4. Il ne résulte de pas de l'instruction que l'OFII aurait informé M. D... de son droit à demander communication du procès-verbal du 3 août 2017, la lettre du 7 novembre 2017 l'informant qu'il dispose d'un délai de 15 jours pour faire valoir ses observations ne contenant aucune mention sur ce point. Par suite, la décision contestée en tant qu'elle concerne les contributions spéciales et forfaitaires mises à la charge du requérant pour l'emploi de M. C..., de M. A... et de M. F... est entachée d'un vice de procédure.

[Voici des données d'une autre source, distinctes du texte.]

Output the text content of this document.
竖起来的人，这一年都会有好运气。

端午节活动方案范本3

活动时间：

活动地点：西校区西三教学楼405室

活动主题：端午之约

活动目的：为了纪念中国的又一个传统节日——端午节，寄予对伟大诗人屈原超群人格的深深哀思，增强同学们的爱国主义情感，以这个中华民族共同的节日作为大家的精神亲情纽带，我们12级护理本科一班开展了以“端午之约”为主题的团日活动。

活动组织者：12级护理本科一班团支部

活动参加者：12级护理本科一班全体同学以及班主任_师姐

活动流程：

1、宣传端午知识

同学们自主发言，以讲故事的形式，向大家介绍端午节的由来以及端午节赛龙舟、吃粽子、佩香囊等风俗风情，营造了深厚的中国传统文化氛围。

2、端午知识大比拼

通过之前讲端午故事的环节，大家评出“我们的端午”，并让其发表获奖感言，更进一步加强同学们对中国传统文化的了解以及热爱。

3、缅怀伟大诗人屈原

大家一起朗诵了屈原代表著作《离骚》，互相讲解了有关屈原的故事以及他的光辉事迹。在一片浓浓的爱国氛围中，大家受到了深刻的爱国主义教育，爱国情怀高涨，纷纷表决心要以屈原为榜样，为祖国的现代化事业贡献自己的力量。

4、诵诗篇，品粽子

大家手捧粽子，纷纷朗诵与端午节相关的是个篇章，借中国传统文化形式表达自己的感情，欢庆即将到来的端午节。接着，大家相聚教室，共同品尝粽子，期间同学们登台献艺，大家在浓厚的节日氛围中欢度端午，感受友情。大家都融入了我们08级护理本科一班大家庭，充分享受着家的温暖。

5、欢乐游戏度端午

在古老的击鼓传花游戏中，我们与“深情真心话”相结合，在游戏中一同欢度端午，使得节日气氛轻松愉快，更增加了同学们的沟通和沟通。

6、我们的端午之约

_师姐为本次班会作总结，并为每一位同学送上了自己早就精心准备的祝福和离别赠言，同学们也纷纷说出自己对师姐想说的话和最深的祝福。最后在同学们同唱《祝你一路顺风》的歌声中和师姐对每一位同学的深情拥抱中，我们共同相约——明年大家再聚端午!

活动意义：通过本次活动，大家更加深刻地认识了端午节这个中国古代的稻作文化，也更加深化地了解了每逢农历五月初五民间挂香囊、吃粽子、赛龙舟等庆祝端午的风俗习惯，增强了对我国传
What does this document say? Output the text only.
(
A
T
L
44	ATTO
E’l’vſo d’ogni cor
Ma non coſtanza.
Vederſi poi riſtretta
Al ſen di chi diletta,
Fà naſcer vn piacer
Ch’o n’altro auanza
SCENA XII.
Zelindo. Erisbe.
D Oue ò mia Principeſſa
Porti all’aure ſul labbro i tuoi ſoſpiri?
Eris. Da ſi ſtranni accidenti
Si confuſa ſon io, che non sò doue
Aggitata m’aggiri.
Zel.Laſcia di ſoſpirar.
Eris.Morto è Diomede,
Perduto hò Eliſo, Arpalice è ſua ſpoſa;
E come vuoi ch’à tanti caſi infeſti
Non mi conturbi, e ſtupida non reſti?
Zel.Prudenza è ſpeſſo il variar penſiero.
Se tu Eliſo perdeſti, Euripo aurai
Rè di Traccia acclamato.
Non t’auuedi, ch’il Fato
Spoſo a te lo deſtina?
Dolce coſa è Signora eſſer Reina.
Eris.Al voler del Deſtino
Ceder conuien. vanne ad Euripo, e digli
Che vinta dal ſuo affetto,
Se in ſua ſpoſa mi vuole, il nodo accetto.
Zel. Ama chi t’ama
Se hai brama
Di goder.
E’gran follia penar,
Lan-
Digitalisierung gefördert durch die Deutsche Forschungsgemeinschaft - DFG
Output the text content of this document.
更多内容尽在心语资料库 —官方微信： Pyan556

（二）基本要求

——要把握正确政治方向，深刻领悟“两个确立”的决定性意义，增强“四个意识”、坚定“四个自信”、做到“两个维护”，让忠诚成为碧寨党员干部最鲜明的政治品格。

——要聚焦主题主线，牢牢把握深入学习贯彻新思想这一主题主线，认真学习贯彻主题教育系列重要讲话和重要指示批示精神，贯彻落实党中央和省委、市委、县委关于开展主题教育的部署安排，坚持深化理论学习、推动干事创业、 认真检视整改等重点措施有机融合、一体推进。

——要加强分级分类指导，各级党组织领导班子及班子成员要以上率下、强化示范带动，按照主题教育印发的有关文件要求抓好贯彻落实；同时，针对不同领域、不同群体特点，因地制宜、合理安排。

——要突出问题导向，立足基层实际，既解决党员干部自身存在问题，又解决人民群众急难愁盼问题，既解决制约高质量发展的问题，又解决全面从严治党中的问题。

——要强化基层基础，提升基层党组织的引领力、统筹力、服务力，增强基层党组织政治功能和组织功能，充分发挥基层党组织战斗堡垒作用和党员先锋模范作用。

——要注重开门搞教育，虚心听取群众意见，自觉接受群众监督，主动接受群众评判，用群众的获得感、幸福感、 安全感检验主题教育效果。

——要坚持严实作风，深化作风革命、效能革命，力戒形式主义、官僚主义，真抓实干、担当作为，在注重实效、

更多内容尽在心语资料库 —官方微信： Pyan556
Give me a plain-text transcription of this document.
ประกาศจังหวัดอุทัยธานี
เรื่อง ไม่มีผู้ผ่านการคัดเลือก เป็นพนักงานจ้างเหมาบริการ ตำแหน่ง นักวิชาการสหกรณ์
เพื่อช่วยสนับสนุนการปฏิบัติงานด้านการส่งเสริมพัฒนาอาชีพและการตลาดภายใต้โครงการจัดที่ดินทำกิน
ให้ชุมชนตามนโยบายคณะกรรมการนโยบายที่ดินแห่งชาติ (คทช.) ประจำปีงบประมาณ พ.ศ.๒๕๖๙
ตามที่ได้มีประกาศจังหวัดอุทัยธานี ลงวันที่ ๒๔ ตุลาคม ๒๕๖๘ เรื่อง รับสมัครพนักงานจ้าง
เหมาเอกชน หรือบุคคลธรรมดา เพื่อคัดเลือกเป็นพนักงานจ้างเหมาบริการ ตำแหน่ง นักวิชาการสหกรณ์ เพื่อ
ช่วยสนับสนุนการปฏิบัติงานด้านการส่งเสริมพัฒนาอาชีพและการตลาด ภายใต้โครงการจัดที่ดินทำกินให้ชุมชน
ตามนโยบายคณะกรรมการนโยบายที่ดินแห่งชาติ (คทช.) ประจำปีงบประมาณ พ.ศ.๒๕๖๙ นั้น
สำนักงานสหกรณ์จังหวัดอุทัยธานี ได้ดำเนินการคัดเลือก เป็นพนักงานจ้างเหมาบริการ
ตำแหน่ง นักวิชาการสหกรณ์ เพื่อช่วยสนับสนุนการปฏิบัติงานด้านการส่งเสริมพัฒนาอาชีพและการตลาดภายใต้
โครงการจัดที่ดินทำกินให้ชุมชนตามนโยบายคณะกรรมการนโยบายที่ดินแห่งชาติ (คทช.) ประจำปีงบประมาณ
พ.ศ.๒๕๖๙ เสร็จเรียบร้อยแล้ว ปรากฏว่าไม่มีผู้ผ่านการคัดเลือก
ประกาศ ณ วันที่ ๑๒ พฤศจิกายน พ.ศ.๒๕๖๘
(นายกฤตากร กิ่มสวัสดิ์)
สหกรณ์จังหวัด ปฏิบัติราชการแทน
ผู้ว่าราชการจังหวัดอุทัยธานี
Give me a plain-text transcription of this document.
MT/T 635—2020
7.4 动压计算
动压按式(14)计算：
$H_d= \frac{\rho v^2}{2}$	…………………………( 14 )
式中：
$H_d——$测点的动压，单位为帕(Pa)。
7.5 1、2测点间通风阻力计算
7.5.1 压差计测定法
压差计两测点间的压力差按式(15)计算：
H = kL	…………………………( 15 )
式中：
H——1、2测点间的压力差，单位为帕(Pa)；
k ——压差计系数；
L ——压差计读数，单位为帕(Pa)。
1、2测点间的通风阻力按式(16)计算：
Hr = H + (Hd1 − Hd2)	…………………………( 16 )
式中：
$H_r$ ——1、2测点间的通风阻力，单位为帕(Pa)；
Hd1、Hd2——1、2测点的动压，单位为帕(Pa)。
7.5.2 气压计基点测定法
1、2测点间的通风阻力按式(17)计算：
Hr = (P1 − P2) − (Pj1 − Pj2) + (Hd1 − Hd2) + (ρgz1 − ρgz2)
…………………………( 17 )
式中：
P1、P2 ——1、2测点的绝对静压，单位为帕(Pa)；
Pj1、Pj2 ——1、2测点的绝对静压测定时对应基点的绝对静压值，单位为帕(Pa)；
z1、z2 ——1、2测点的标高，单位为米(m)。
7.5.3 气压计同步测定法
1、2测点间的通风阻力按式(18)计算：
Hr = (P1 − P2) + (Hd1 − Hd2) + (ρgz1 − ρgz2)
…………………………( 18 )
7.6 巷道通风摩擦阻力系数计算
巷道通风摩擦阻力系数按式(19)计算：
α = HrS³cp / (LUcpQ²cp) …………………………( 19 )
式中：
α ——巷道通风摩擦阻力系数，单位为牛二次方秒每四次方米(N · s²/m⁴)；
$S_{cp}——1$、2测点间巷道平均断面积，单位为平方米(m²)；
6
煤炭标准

En ce qui concerne la contribution spéciale relative à l'emploi de M. E... :
5. Il appartient au juge administratif, saisi d'un recours contre une décision mettant à la charge d'un employeur la contribution spéciale prévue par les dispositions de l'article L. 8253-1 du code du travail, pour avoir méconnu celles de l'article L. 8251-1 du même code, de vérifier la matérialité des faits reprochés à l'employeur et leur qualification juridique au regard de ces dispositions. Il lui appartient également de décider, après avoir exercé son plein contrôle sur les faits invoqués et la qualification retenue par l'administration, soit de maintenir la sanction prononcée, soit d'en diminuer le montant jusqu'au minimum prévu par les dispositions applicables au litige, soit d'en décharger l'employeur.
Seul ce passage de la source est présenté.